I scoop up fine sand with the plastic shovel
of a small boy, funnelling it over you
in pinions. Grasp her tail feathers, father,
rise with the heat. Surge through dark veins
to their last branchings. Forget Helbros watches.

Roll the desk top down, leave Pittsburgh,
its gritty window sills. Let your silver body
rise up so I can feel the withered muscles
of your back. Make love to the show girl
from Las Vegas you have dreamed of.

Dailiness sucked your large brightness to a dry
socket. Stretch yourself out on the flatness
of the world-let this tribute draw the terror
from you. Seventeen years too late, I am arriving
indecently with the covered dish I owe you.

How can I find you, not below a proper Jewish
headstone in the high Reform cemetery, but where
you pitch and yawl, longing to trim your body
out of turbulence, unless I release myself
from the stubble to a dry dispersing wind?


La Mora

It is not the mix that jars - the Bauhaus ceiling,
tile Corinthian columns, the scratchy Vivaldi.
Beneath white table cloths men are touching the knees
of women, and, Alma Mahler Gropius, I am touching yours.
Beneath the sign of the blackberry, I am touching yours.
Beneath this fruited rose of small flower, the rasp
of young thorns and deep wounding, I am touching yours.

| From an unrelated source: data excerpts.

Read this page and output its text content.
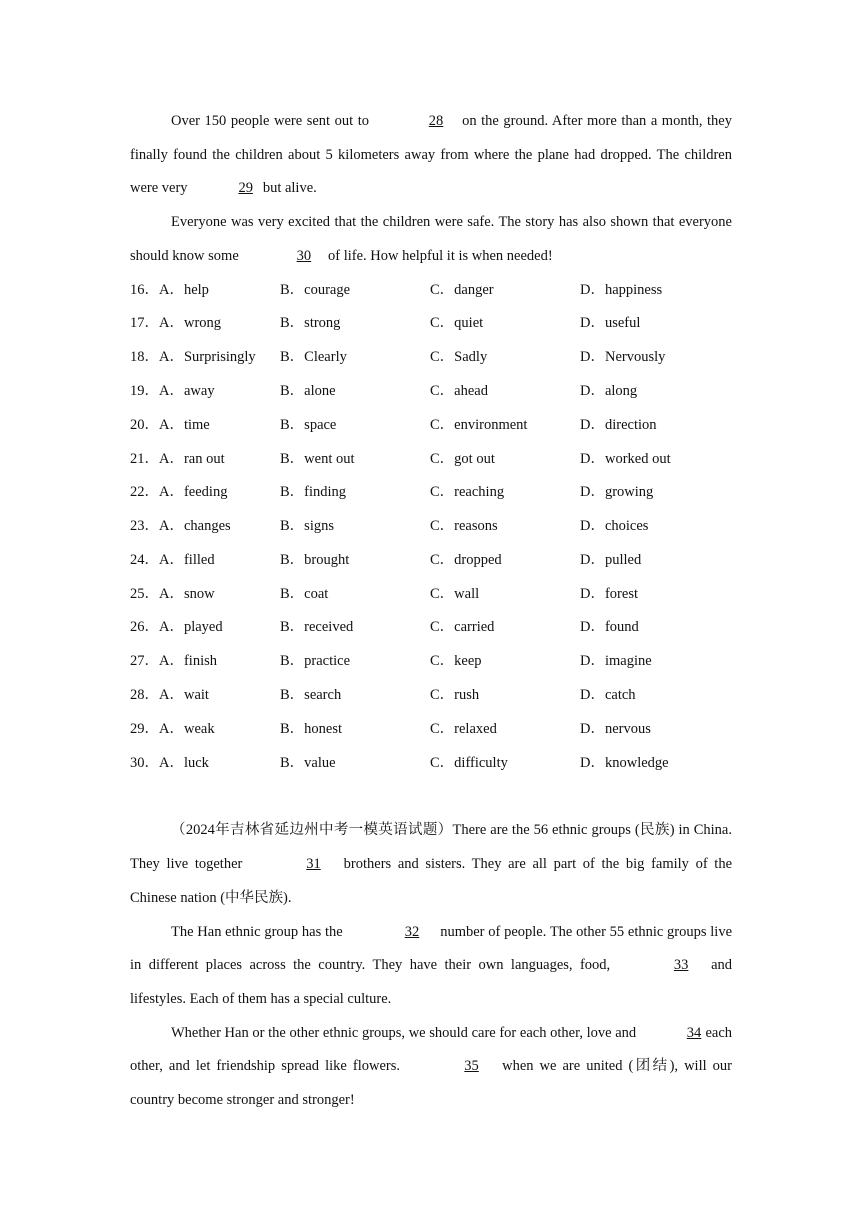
Over 150 people were sent out to	28 on the ground. After more than a month, they finally found the children about 5 kilometers away from where the plane had dropped. The children were very	29 but alive.

Everyone was very excited that the children were safe. The story has also shown that everyone should know some	30 of life. How helpful it is when needed!

16．A．help	B．courage	C．danger	D．happiness
17．A．wrong	B．strong	C．quiet	D．useful
18．A．Surprisingly	B．Clearly	C．Sadly	D．Nervously
19．A．away	B．alone	C．ahead	D．along
20．A．time	B．space	C．environment	D．direction
21．A．ran out	B．went out	C．got out	D．worked out
22．A．feeding	B．finding	C．reaching	D．growing
23．A．changes	B．signs	C．reasons	D．choices
24．A．filled	B．brought	C．dropped	D．pulled
25．A．snow	B．coat	C．wall	D．forest
26．A．played	B．received	C．carried	D．found
27．A．finish	B．practice	C．keep	D．imagine
28．A．wait	B．search	C．rush	D．catch
29．A．weak	B．honest	C．relaxed	D．nervous
30．A．luck	B．value	C．difficulty	D．knowledge

（2024年吉林省延边州中考一模英语试题）There are the 56 ethnic groups (民族) in China. They live together	31 brothers and sisters. They are all part of the big family of the Chinese nation (中华民族).

The Han ethnic group has the	32 number of people. The other 55 ethnic groups live in different places across the country. They have their own languages, food,	33 and lifestyles. Each of them has a special culture.

Whether Han or the other ethnic groups, we should care for each other, love and	34 each other, and let friendship spread like flowers.	35 when we are united (团结), will our country become stronger and stronger!
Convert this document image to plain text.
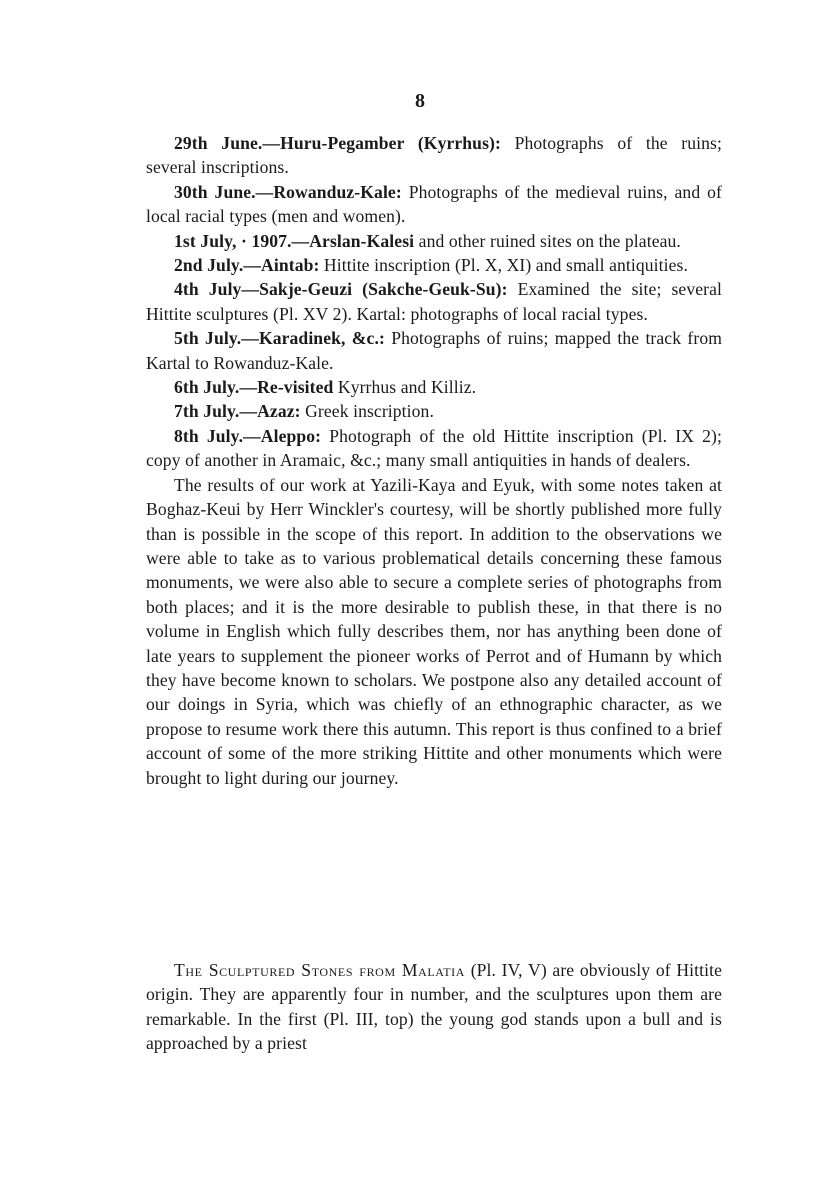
8

29th June.—Huru-Pegamber (Kyrrhus): Photographs of the ruins; several inscriptions.

30th June.—Rowanduz-Kale: Photographs of the medieval ruins, and of local racial types (men and women).

1st July, · 1907.—Arslan-Kalesi and other ruined sites on the plateau.

2nd July.—Aintab: Hittite inscription (Pl. X, XI) and small antiquities.

4th July—Sakje-Geuzi (Sakche-Geuk-Su): Examined the site; several Hittite sculptures (Pl. XV 2). Kartal: photographs of local racial types.

5th July.—Karadinek, &c.: Photographs of ruins; mapped the track from Kartal to Rowanduz-Kale.

6th July.—Re-visited Kyrrhus and Killiz.

7th July.—Azaz: Greek inscription.

8th July.—Aleppo: Photograph of the old Hittite inscription (Pl. IX 2); copy of another in Aramaic, &c.; many small antiquities in hands of dealers.

The results of our work at Yazili-Kaya and Eyuk, with some notes taken at Boghaz-Keui by Herr Winckler's courtesy, will be shortly published more fully than is possible in the scope of this report. In addition to the observations we were able to take as to various problematical details concerning these famous monuments, we were also able to secure a complete series of photographs from both places; and it is the more desirable to publish these, in that there is no volume in English which fully describes them, nor has anything been done of late years to supplement the pioneer works of Perrot and of Humann by which they have become known to scholars. We postpone also any detailed account of our doings in Syria, which was chiefly of an ethnographic character, as we propose to resume work there this autumn. This report is thus confined to a brief account of some of the more striking Hittite and other monuments which were brought to light during our journey.

The Sculptured Stones from Malatia (Pl. IV, V) are obviously of Hittite origin. They are apparently four in number, and the sculptures upon them are remarkable. In the first (Pl. III, top) the young god stands upon a bull and is approached by a priest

Werfel might have brought you here. Did he, Alma?
He might have courted you right over there, you,
drinking Frascati, and he, holding a book of his poems,
paraphrasing them in English, running his fingers
down your backbone, following the line of your body,
and pausing at the cross formed by your spine and bra -
as if this were a holy place, a sign that desire itself
is sacred. Was it love, Alma, or your muse he saw?

Perhaps you glowed inside as Siena might in the fading
light. Or felt only the distant pull of the Apennines
at night. From under tile gnarled pines I view this sight
and feel the fire of grappa gone down too quickly. I want
to take you to the steps of the Duomo in Firenze, buy
you a leather vest from the old women in the stalls
and carve La Mora and my initials across the back,
Alma Schindler Mahler Gropius Werfel.


Morning in San Miguel

Some moons are too luminous to praise,
and so, up early, I boil water for my wife's tea.

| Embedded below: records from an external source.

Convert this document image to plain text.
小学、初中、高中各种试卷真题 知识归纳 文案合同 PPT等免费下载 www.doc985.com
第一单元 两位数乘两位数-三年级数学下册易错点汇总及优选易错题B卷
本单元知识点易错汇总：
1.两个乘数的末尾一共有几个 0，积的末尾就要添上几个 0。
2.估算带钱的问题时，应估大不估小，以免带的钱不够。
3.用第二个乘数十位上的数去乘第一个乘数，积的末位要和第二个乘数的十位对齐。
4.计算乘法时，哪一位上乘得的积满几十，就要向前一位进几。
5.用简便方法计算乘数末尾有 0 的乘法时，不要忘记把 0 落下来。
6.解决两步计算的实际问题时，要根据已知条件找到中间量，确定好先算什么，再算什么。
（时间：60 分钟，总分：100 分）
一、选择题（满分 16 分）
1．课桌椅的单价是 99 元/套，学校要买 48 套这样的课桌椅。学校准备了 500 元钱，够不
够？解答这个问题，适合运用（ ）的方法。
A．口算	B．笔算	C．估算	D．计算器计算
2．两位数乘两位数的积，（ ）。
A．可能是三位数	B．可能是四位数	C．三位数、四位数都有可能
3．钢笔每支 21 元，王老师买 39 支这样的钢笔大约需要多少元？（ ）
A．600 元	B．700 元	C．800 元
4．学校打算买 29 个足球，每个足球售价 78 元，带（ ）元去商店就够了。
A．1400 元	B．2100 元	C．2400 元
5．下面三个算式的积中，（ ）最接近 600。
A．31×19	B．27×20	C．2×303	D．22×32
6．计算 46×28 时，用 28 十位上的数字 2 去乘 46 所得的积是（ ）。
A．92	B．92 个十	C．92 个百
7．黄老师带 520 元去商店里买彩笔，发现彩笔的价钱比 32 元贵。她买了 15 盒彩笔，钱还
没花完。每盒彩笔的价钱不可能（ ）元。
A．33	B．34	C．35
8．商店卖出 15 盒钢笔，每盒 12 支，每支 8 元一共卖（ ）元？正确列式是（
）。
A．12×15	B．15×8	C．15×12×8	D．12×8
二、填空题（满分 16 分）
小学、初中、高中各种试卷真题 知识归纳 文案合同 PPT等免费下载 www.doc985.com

The gong of the church is stiff with night
as it strikes six, sure and certain - then pinging

from another far below - of an average day
in irrigated fields. The sun floods the land

with radiance - too pate for farmers cinching
burros, or brailleless beggars on the stoops.


Lucky

Every heart conceals a few small secrets
or, if full of amplitude and plenty, large ones.

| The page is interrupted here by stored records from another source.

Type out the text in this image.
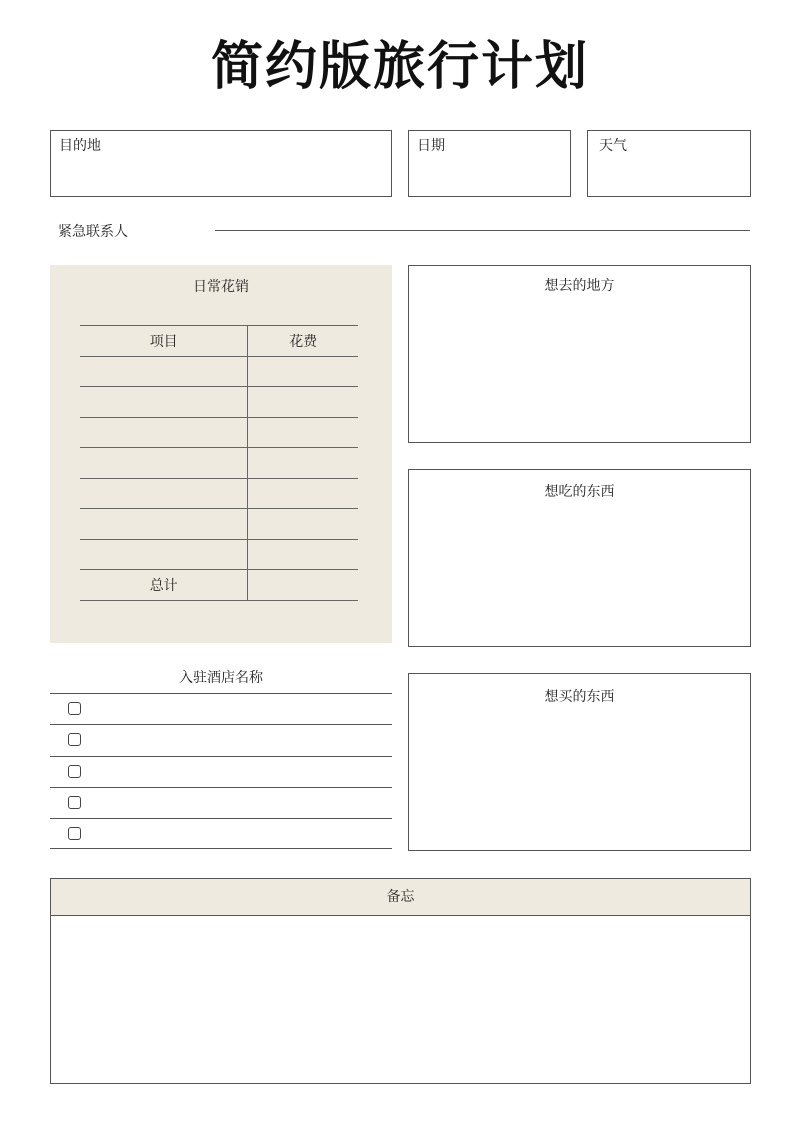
简约版旅行计划
目的地	日期	天气
紧急联系人
日常花销
项目	花费

总计	
想去的地方
想吃的东西
想买的东西
入驻酒店名称
备忘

I begin with a green bough, forsythia -
supple and yellow with flower.

I end there - not because I am impoverished,
but because I have it all.


KING ME

Goldin opened the drawstring,
spilled the checkers on the table.
"Wha'd you say your name was?
Calahan, right? Calahan,
would you like to play some checkers?
Stay right there, I'll get the board.
Red, I've got to be red, if that's okay."
Goldin placed a single disk
on a square. His index finger
zigzagged it toward Calahan.
"For me each checker is a rising sun.
You see, ah, Calahan, that's it, isn't it?
Once I knew a Chinese woman
living in Japan, a woman named Da-ling.
King me, Calahan, king me.
Okay, I'll do it myself," and he placed
a black checker on the red.
"Calahan, I should have chosen
black for my first move. It fits my moods.
Know what I mean, Calahan?"
Goldin moved the maverick king
back across the board and frowned.
"Black, dungeon black. People forget
the East is also where the dark
begins. Of course, she's just a part
of the story. You know how it is.
It's never simple. Sometimes,
my mind rushes like a storm sewer,
and when the torrent finally breaks
into an open bay, I see Da-ling
sitting on a raft. King me,"
and Goldin added a red checker
to the stack. "Da-ling, on a raft, Calahan.
You're quiet as a dog whistle.
You have a problem with any of this?"